Companies can finance themselves by either debt or equity. Usually equity, in which their investors are entitled to a share of earnings, is cheaper for them. In other words, usually earnings as a proportion of the price of the shares they issue are lower than interest payments as a proportion of the debt they issue.

But now, debt was cheaper for companies than equity, so corporate managers could boost their market value by borrowing money to buy up their own shares. This reduced the supply of shares in circulation and thus pushed up the value of each remaining share for shareholders. By the spring of 2007, U.S. companies were spending $3 billion each day doing this, according to the research group TrimTabs. Activist investors poured their energy into forcing companies to take on more debt or to pay out big dividends.

Money also poured into private equity funds, the new name for what in Michael Milken’s era had been called corporate raiders. Nine of the ten biggest leveraged buy-outs in U.S. history happened in 2006. In Europe, where stocks had traditionally traded at lower multiples to earnings, equity finance was more expensive for companies, and this financial engineering made even more sense.

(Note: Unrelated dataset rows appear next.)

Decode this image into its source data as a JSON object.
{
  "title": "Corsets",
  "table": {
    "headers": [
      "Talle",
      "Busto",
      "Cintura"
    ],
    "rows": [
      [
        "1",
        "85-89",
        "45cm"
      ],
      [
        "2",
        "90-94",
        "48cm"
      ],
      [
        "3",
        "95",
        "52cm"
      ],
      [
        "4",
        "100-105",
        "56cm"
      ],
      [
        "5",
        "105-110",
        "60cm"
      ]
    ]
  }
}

Thus credit and stock markets grew interlinked. Stock market growth rested on cheap credit, not any underlying growth, and Western companies were under pressure to borrow rather than to invest in growth opportunities. Again, it was unclear which markets were driving up which others—they had become a mutually reinforcing cycle.

It is easy to see, therefore, why the Fed tried to scare the big banks behind all this activity. Fatefully, however, the bankers got their act together just enough to satisfy their supervisors. “These institutions have taken this thing seriously, as have their regulators,” said Gerald Corrigan, the former New York Fed governor charged with breathing down the banks’ necks, in late 2006. “So far so good in terms of damage control.”3 But Corrigan carefully did not declare victory, which was just as well. A few months later, the extent of the interconnections between markets, and of the overconfidence they had fueled, would be made brutally obvious. The correlated and fearful rise of markets was ready to turn into a synchronized sell-off.

In Summary

• Credit default swaps started as a risk-management tool but enabled the systemic underpricing of credit. This made financing cheaper and pushed up prices of assets across the world.

• Critically, credit derivatives enabled funds to flow toward subprime mortgage borrowers. This blew up the synchronized bubble to unsustainable proportions.